The human genome codes for both a fetal version and an adult version of hemoglobin. A mutation in the adult version of the protein causes sickle cell disease. BCL11A became a target of sickle cell disease research after Orkin's laboratory revealed its direct role in the transition from fetal to adult hemoglobin in a 2009 study published in Nature.
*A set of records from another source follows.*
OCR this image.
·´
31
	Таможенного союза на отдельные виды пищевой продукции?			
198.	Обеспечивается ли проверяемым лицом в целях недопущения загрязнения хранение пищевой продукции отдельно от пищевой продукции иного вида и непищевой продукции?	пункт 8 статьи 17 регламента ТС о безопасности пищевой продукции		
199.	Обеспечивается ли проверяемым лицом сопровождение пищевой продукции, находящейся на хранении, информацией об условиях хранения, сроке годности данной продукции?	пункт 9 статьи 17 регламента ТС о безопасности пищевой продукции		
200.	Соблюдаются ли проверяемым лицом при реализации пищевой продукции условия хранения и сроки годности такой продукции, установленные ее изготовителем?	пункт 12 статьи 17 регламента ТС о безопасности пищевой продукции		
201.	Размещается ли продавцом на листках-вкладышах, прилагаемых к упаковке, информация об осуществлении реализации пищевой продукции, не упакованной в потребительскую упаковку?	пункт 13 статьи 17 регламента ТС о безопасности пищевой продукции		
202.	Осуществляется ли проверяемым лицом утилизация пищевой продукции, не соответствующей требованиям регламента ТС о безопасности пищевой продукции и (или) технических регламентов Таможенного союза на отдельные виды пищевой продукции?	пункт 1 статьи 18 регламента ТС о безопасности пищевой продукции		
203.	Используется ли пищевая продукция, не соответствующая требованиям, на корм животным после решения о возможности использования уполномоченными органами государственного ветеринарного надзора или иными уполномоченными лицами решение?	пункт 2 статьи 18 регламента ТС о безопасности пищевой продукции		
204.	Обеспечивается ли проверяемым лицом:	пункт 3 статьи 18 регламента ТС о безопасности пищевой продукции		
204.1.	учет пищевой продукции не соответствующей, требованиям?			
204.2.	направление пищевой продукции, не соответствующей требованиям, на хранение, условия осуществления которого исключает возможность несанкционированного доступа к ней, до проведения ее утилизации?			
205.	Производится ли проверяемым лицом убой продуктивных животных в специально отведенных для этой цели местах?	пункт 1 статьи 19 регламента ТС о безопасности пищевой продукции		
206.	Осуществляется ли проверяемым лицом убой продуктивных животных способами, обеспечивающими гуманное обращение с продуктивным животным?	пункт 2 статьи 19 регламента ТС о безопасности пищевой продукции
In 2013, a study led by Orkin and Bauer found the promoter region which controls expression of BCL11A in red blood cells.

"Although fixing the sickle mutation itself would seem the most straightforward approach, it turns out that blood stem cells, the ultimate targets for this kind of therapy, are much more resistant to genetic repair than to genetic disruption," Bauer added. "Therefore, making a single DNA cut that breaks the enhancer solely in blood stem cells could be a much more feasible strategy."

Other experiments performed as part of the study in an animal model revealed that removing the special part of the enhancer affected BCL11A expression only in red blood cells and not in immune or brain cells, where BCL11A is also active.

"These experiments may have revealed the genetic Achilles' heel of sickle cell disease," Orkin said. "Alterations to these specific portions of the enhancer have the same effect as knocking the whole enhancer out altogether, suggesting that this could be a promising strategy to translate into the clinic."